El 1 de septiembre, mientras los técnicos de la caravana del glaciar Legambiente todavía estaban ocupados con las inspecciones en el lado noreste del Monviso, una porción de roca se ha desprendido de la paredjusto ante sus ojos. El episodio se suma a una larga serie de fallas que han afectado a la montaña en las últimas décadas, y muestra Qué tan rápido la crisis climática está transformando al “Rey de Piedra”.
La expedición impulsada por Legambiente, con el apoyo de Fundación Glaciológica Italiana y Cipra Italiacerró su etapa piamontesa con un balance que atañe a tres niveles distintos de un mismo fenómeno: la altitud, la muralla y la llanura.
Ver esta publicación en Instagram
Un glaciar que ya no se puede medir
Coolidge es el glaciar que ocupa la cara noreste del Monvisoel pico más alto de los Alpes Cocios con sus 3.841 metros: durante décadas fue uno de los rasgos distintivos de la ladera, junto con las grandes paredes rocosas que la rodean. Ya degradado a glacionevato en 2022, hoy, según los estudios realizados con Arpa Piemonte, su parte superior se ha reducido a dos placas aisladas, de 3.500-4.000 y 9.500-10.000 metros cuadrados, con no más de cuatro o cinco metros de espesor. La sección inferior está casi completamente enterrada por los escombros que cayeron desde arriba.: en la cumbre sólo emergen pequeñas capas de hielo. Las condiciones para el seguimiento glaciológico tradicional han desaparecido: el glaciar, en sentido estricto, ha dejado de existir.
El muro que se desmorona
El colapso de principios de septiembre forma parte de una secuencia que dura décadas y afecta a la zona que alguna vez ocupó Coolidge. El 6 de julio de 1989, 200.000 metros cúbicos de hielo y roca se desprendieron de su parte superior. El 26 de diciembre de 2019, en el Torrione del Sucai, a 3.200 metros, se derrumbaron otros 60.000-80.000 metros cúbicos, con bloques de hasta 500 metros cúbicos. La cara noreste tiene un desnivel de 1.200 metros sobre roca fracturada: el derretimiento del permafrost, acelerado por las temperaturas récord del verano que acaba de terminar, reduce la resistencia de la montaña. Para Según Barberodirector general de Arpa Piemonte, El verano de 2026 en la región marcó +3,2°C en el promedio histórico.y los glaciares siguen siendo el indicador más directo de esta brecha. La Región Piamonte ha anunciado una mesa de trabajo en el marco del Observatorio del Cambio Climático, con Arpa, Rescate Alpino, la Provincia de Cuneo e investigadores.

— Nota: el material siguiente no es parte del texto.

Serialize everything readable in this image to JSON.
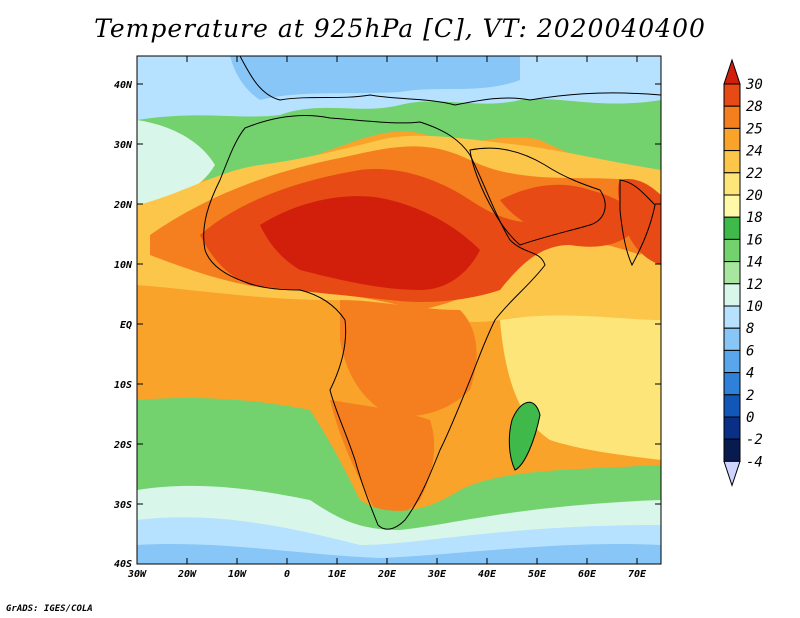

El Po sin agua y reservas escondidas
En Pian del Re, donde el Po crece a 2.020 metros en el lado de Monviso, la crisis de altitud se transmite río abajo. En la estación Isola Sant’Antonio, Arpa Piemonte registró una caída media del caudal del 76% durante el veranocon un pico negativo del 79% en julio; en agosto el déficit cayó al 40% gracias a las lluvias tardías. En este escenario, los glaciares de roca, las acumulaciones de roca y hielo de ambientes periglaciales y la cuenca del lago Chiaretto vuelven a ser centrales. Según Marco Giardino, vicepresidente de la Fundación Glaciológica Italiana, estas reservas subterráneas contienen agua que puede ser liberada cuando los glaciares hayan desaparecido.
Justo en el lago Chiaretto, la Caravana desplegó una pancarta pidiendo una gobernanza europea de los glaciares. Vanda Bonardo, Alpi gerente de Legambiente y presidente de Cipra Italiaresumió el significado de la etapa: montañas y llanuras comparten el mismo destino hídrico, y se necesitan políticas europeas de adaptación estructural, no respuestas perseguidas de emergencia en emergencia.